Besides Curry's reported pre-game challenge to the Warriors and then his performance, or as part of it, there was strategy. The playoffs are often about making adjustments from game to game. When Mike Brown went small with his Sacramento Kings lineup in the sixth game and it worked, it was likely he would do it again in the seventh game.  So on Saturday Steve Kerr and the Warriors planned how to counter it, and how to run an offense against it.  The Warriors planned possessions and had plays to get points early. Early in the game Steph Curry began to see the lanes open to him due to the Kings lineup and how they were playing. "There's a reason I took 38 shots."   The Dubs took care of the ball, and with Draymond Green back in the starting lineup, they amped up their defense.  Defense leads to offense, and made shots leads to getting set on defense and forcing the Kings into the half court game.  

Then you sprinkle it all with magic dust in the form of Steph Curry and you have a gritty and finally dominant seventh game victory--the worst road team in the regular season to be in the playoffs, winning the first round with their two best games--virtual masterpieces--on the road.
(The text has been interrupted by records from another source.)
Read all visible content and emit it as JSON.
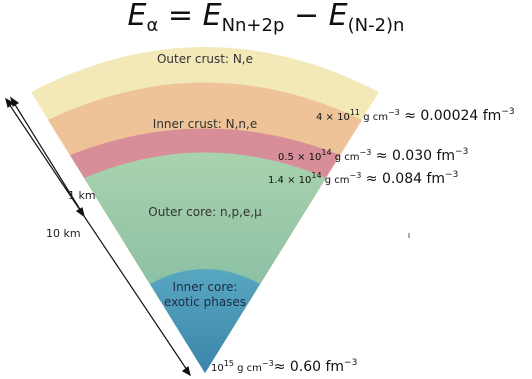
{
  "formula": {
    "lhs": "E",
    "lhs_sub": "α",
    "eq": " = ",
    "t1": "E",
    "t1_sub": "Nn+2p",
    "minus": " − ",
    "t2": "E",
    "t2_sub": "(N-2)n"
  },
  "layers": {
    "outer_crust": "Outer crust: N,e",
    "inner_crust": "Inner crust: N,n,e",
    "outer_core": "Outer core: n,p,e,μ",
    "inner_core_1": "Inner core:",
    "inner_core_2": "exotic phases"
  },
  "distances": {
    "one_km": "1 km",
    "ten_km": "10 km"
  },
  "densities": [
    {
      "mant": "4 × 10",
      "exp": "11",
      "unit": " g cm",
      "uexp": "−3",
      "approx": " ≈ 0.00024 fm",
      "aexp": "−3"
    },
    {
      "mant": "0.5 × 10",
      "exp": "14",
      "unit": " g cm",
      "uexp": "−3",
      "approx": " ≈ 0.030 fm",
      "aexp": "−3"
    },
    {
      "mant": "1.4 × 10",
      "exp": "14",
      "unit": " g cm",
      "uexp": "−3",
      "approx": " ≈ 0.084 fm",
      "aexp": "−3"
    },
    {
      "mant": "10",
      "exp": "15",
      "unit": " g cm",
      "uexp": "−3",
      "approx": "≈ 0.60 fm",
      "aexp": "−3"
    }
  ],
  "colors": {
    "outer_crust": "#f3e9b8",
    "inner_crust": "#eec59a",
    "pink_band": "#d9909a",
    "outer_core": "#a5cfa9",
    "inner_core": "#4799b8"
  }
}
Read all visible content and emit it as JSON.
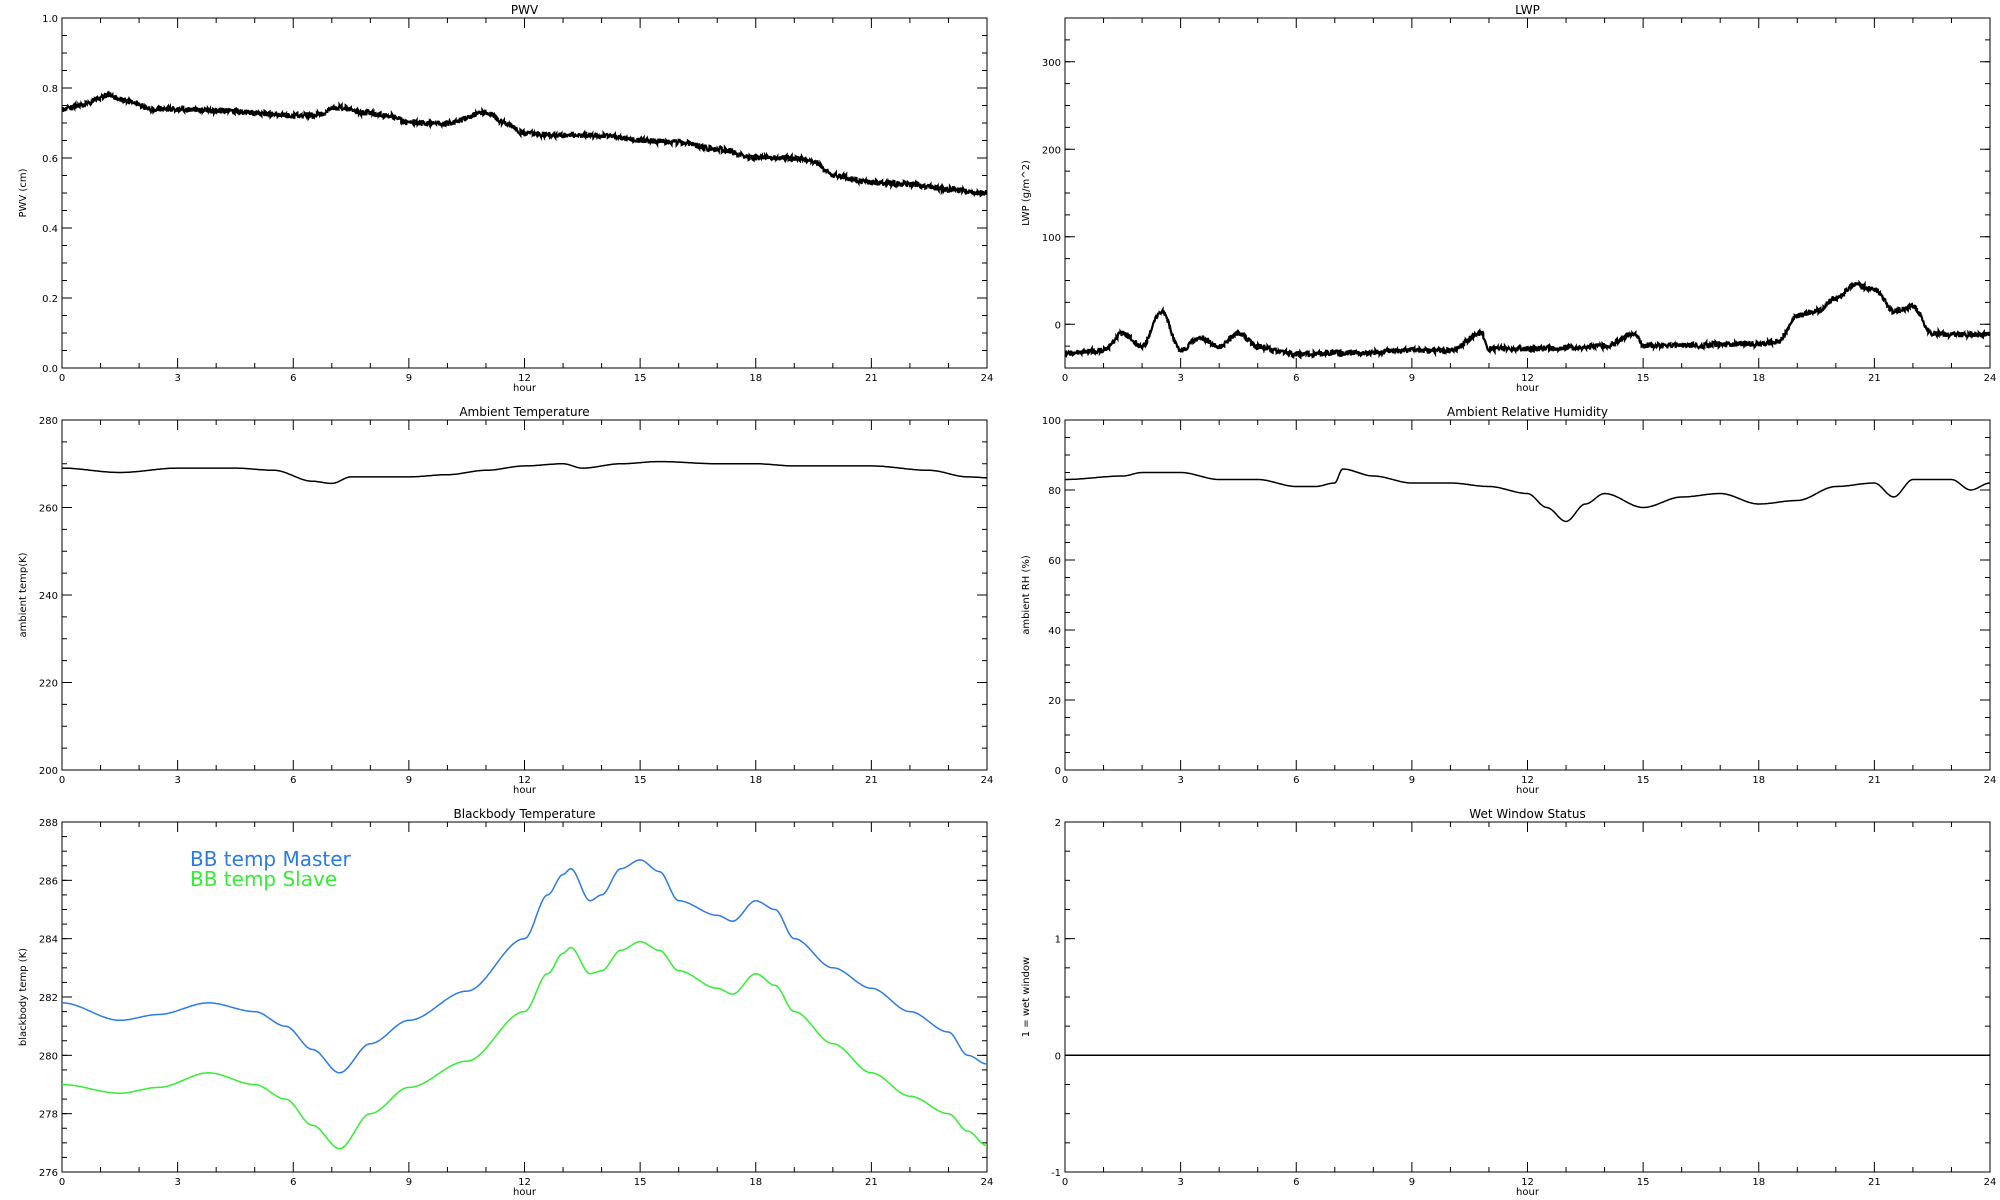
{
  "chart_data": [
    {
      "type": "line",
      "title": "PWV",
      "xlabel": "hour",
      "ylabel": "PWV (cm)",
      "xlim": [
        0,
        24
      ],
      "ylim": [
        0,
        1
      ],
      "xticks": [
        "0",
        "3",
        "6",
        "9",
        "12",
        "15",
        "18",
        "21",
        "24"
      ],
      "yticks": [
        "0.0",
        "0.2",
        "0.4",
        "0.6",
        "0.8",
        "1.0"
      ],
      "series": [
        {
          "color": "#000000",
          "noisy": true,
          "x": [
            0,
            0.5,
            1.2,
            1.8,
            2.3,
            3,
            4,
            5,
            5.5,
            6,
            6.5,
            7.2,
            7.8,
            8.5,
            9,
            10,
            11,
            11.5,
            12,
            13,
            14,
            15,
            16,
            17,
            18,
            19,
            19.5,
            20,
            21,
            22,
            23,
            24
          ],
          "values": [
            0.74,
            0.75,
            0.78,
            0.76,
            0.74,
            0.74,
            0.735,
            0.73,
            0.725,
            0.72,
            0.72,
            0.745,
            0.73,
            0.72,
            0.7,
            0.7,
            0.73,
            0.7,
            0.67,
            0.665,
            0.665,
            0.65,
            0.645,
            0.625,
            0.6,
            0.6,
            0.59,
            0.55,
            0.53,
            0.525,
            0.51,
            0.5
          ]
        }
      ]
    },
    {
      "type": "line",
      "title": "LWP",
      "xlabel": "hour",
      "ylabel": "LWP (g/m^2)",
      "xlim": [
        0,
        24
      ],
      "ylim": [
        -50,
        350
      ],
      "xticks": [
        "0",
        "3",
        "6",
        "9",
        "12",
        "15",
        "18",
        "21",
        "24"
      ],
      "yticks": [
        "0",
        "100",
        "200",
        "300"
      ],
      "series": [
        {
          "color": "#000000",
          "noisy": true,
          "x": [
            0,
            1,
            1.5,
            2,
            2.5,
            3,
            3.5,
            4,
            4.5,
            5,
            5.5,
            6,
            7,
            8,
            9,
            10,
            10.8,
            11,
            12,
            13,
            14,
            14.8,
            15,
            16,
            17,
            18,
            18.5,
            19,
            19.5,
            20,
            20.5,
            21,
            21.5,
            22,
            22.5,
            23,
            24
          ],
          "values": [
            -33,
            -30,
            -10,
            -25,
            15,
            -30,
            -15,
            -25,
            -10,
            -25,
            -30,
            -35,
            -33,
            -32,
            -30,
            -30,
            -10,
            -28,
            -28,
            -27,
            -25,
            -10,
            -25,
            -24,
            -23,
            -22,
            -20,
            10,
            15,
            30,
            45,
            40,
            15,
            20,
            -10,
            -12,
            -12
          ]
        }
      ]
    },
    {
      "type": "line",
      "title": "Ambient Temperature",
      "xlabel": "hour",
      "ylabel": "ambient temp(K)",
      "xlim": [
        0,
        24
      ],
      "ylim": [
        200,
        280
      ],
      "xticks": [
        "0",
        "3",
        "6",
        "9",
        "12",
        "15",
        "18",
        "21",
        "24"
      ],
      "yticks": [
        "200",
        "220",
        "240",
        "260",
        "280"
      ],
      "series": [
        {
          "color": "#000000",
          "x": [
            0,
            1.5,
            3,
            4.5,
            5.5,
            6.5,
            7,
            7.5,
            9,
            10,
            11,
            12,
            13,
            13.5,
            14.5,
            15.5,
            17,
            18,
            19,
            21,
            22.5,
            23.5,
            24
          ],
          "values": [
            269,
            268,
            269,
            269,
            268.5,
            266,
            265.5,
            267,
            267,
            267.5,
            268.5,
            269.5,
            270,
            269,
            270,
            270.5,
            270,
            270,
            269.5,
            269.5,
            268.5,
            267,
            266.8
          ]
        }
      ]
    },
    {
      "type": "line",
      "title": "Ambient Relative Humidity",
      "xlabel": "hour",
      "ylabel": "ambient RH (%)",
      "xlim": [
        0,
        24
      ],
      "ylim": [
        0,
        100
      ],
      "xticks": [
        "0",
        "3",
        "6",
        "9",
        "12",
        "15",
        "18",
        "21",
        "24"
      ],
      "yticks": [
        "0",
        "20",
        "40",
        "60",
        "80",
        "100"
      ],
      "series": [
        {
          "color": "#000000",
          "x": [
            0,
            1.5,
            2,
            3,
            4,
            5,
            6,
            6.5,
            7,
            7.2,
            8,
            9,
            10,
            11,
            12,
            12.5,
            13,
            13.5,
            14,
            15,
            16,
            17,
            18,
            19,
            20,
            21,
            21.5,
            22,
            23,
            23.5,
            24
          ],
          "values": [
            83,
            84,
            85,
            85,
            83,
            83,
            81,
            81,
            82,
            86,
            84,
            82,
            82,
            81,
            79,
            75,
            71,
            76,
            79,
            75,
            78,
            79,
            76,
            77,
            81,
            82,
            78,
            83,
            83,
            80,
            82
          ]
        }
      ]
    },
    {
      "type": "line",
      "title": "Blackbody Temperature",
      "xlabel": "hour",
      "ylabel": "blackbody temp (K)",
      "xlim": [
        0,
        24
      ],
      "ylim": [
        276,
        288
      ],
      "xticks": [
        "0",
        "3",
        "6",
        "9",
        "12",
        "15",
        "18",
        "21",
        "24"
      ],
      "yticks": [
        "276",
        "278",
        "280",
        "282",
        "284",
        "286",
        "288"
      ],
      "legend": "top-left",
      "series": [
        {
          "name": "BB temp Master",
          "color": "#2b7be4",
          "x": [
            0,
            1.5,
            2.5,
            3.8,
            5,
            5.8,
            6.5,
            7.2,
            8,
            9,
            10.5,
            12,
            12.6,
            13,
            13.2,
            13.7,
            14,
            14.5,
            15,
            15.5,
            16,
            17,
            17.4,
            18,
            18.5,
            19,
            20,
            21,
            22,
            23,
            23.5,
            24
          ],
          "values": [
            281.8,
            281.2,
            281.4,
            281.8,
            281.5,
            281.0,
            280.2,
            279.4,
            280.4,
            281.2,
            282.2,
            284.0,
            285.5,
            286.2,
            286.4,
            285.3,
            285.5,
            286.4,
            286.7,
            286.3,
            285.3,
            284.8,
            284.6,
            285.3,
            285.0,
            284.0,
            283.0,
            282.3,
            281.5,
            280.8,
            280.0,
            279.7
          ]
        },
        {
          "name": "BB temp Slave",
          "color": "#33ee33",
          "x": [
            0,
            1.5,
            2.5,
            3.8,
            5,
            5.8,
            6.5,
            7.2,
            8,
            9,
            10.5,
            12,
            12.6,
            13,
            13.2,
            13.7,
            14,
            14.5,
            15,
            15.5,
            16,
            17,
            17.4,
            18,
            18.5,
            19,
            20,
            21,
            22,
            23,
            23.5,
            24
          ],
          "values": [
            279.0,
            278.7,
            278.9,
            279.4,
            279.0,
            278.5,
            277.6,
            276.8,
            278.0,
            278.9,
            279.8,
            281.5,
            282.8,
            283.5,
            283.7,
            282.8,
            282.9,
            283.6,
            283.9,
            283.6,
            282.9,
            282.3,
            282.1,
            282.8,
            282.4,
            281.5,
            280.4,
            279.4,
            278.6,
            278.0,
            277.4,
            276.9
          ]
        }
      ]
    },
    {
      "type": "line",
      "title": "Wet Window Status",
      "xlabel": "hour",
      "ylabel": "1 = wet window",
      "xlim": [
        0,
        24
      ],
      "ylim": [
        -1,
        2
      ],
      "xticks": [
        "0",
        "3",
        "6",
        "9",
        "12",
        "15",
        "18",
        "21",
        "24"
      ],
      "yticks": [
        "-1",
        "0",
        "1",
        "2"
      ],
      "series": [
        {
          "color": "#000000",
          "x": [
            0,
            24
          ],
          "values": [
            0,
            0
          ]
        }
      ]
    }
  ]
}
 Another key was rebounding: Kevon Looney had his third game of the series with 20 or more rebounds: 21.  None of the other Warriors shot particularly well, but several of them got key baskets to keep the Kings on their heels.  Klay Thompson, who had several of those key baskets and played tough defense, said after the sixth game that all the Warriors had to do to win the 7th was to do the opposite of what they did in the 6th.  In fact the scores of the two games were almost mirror images, as the Warriors won 120-100.  The Warriors held fast in the first half, started pulling away in a dominant third quarter, and turned the fourth quarter into a rout, much as the Kings had done in game 6. 

With his flips and floaters added to his repertoire, Steph Curry looks like he's installed a magnet in the basket and he's sticking iron filings on the ball as he dribbles.  The basket swallows everything he sends its way.  It's been clear for a few years now that he's added strength to his game--he can muscle opponents out of his way to the basket, as well as making them dizzy with his dribbling and feints.  Recently he's become more consistent, in the 30 to 40 point range every game.  The lows faded along with the highs.  So maybe nobody was contemplating 50 points, but all that scoring and how he scored not only added up, it demoralized the Kings.  

As for the rest of the team, it begins to look more and more like the problems the Warriors have had this season are due to effort and concentration.  They are hard to maintain in an overlong NBA season, especially on the road.  They kept talking about playoff experience and championship DNA, of flipping the switch, but it was starting to sound like wishful thinking.  Now it doesn't.  The sixth game was a worrisome lapse, but they won four of their last five games, two at home and two on the road.  Look out, Lakers.

Despite losing three of their four regular season games against the Lakers, the Warriors have home court in the second round, because the Lakers are a play-in team.  It's a new series with a very different team.  The Lakers are bigger than the Kings, and Anthony Davis is a handful on both ends.  So can LeBron James be, though there are questions about how healthy he actually is.  The Dubs may change their rotations in response, perhaps giving more minutes to Kaminga and Moody.  First game is Tuesday evening at the Chase Center.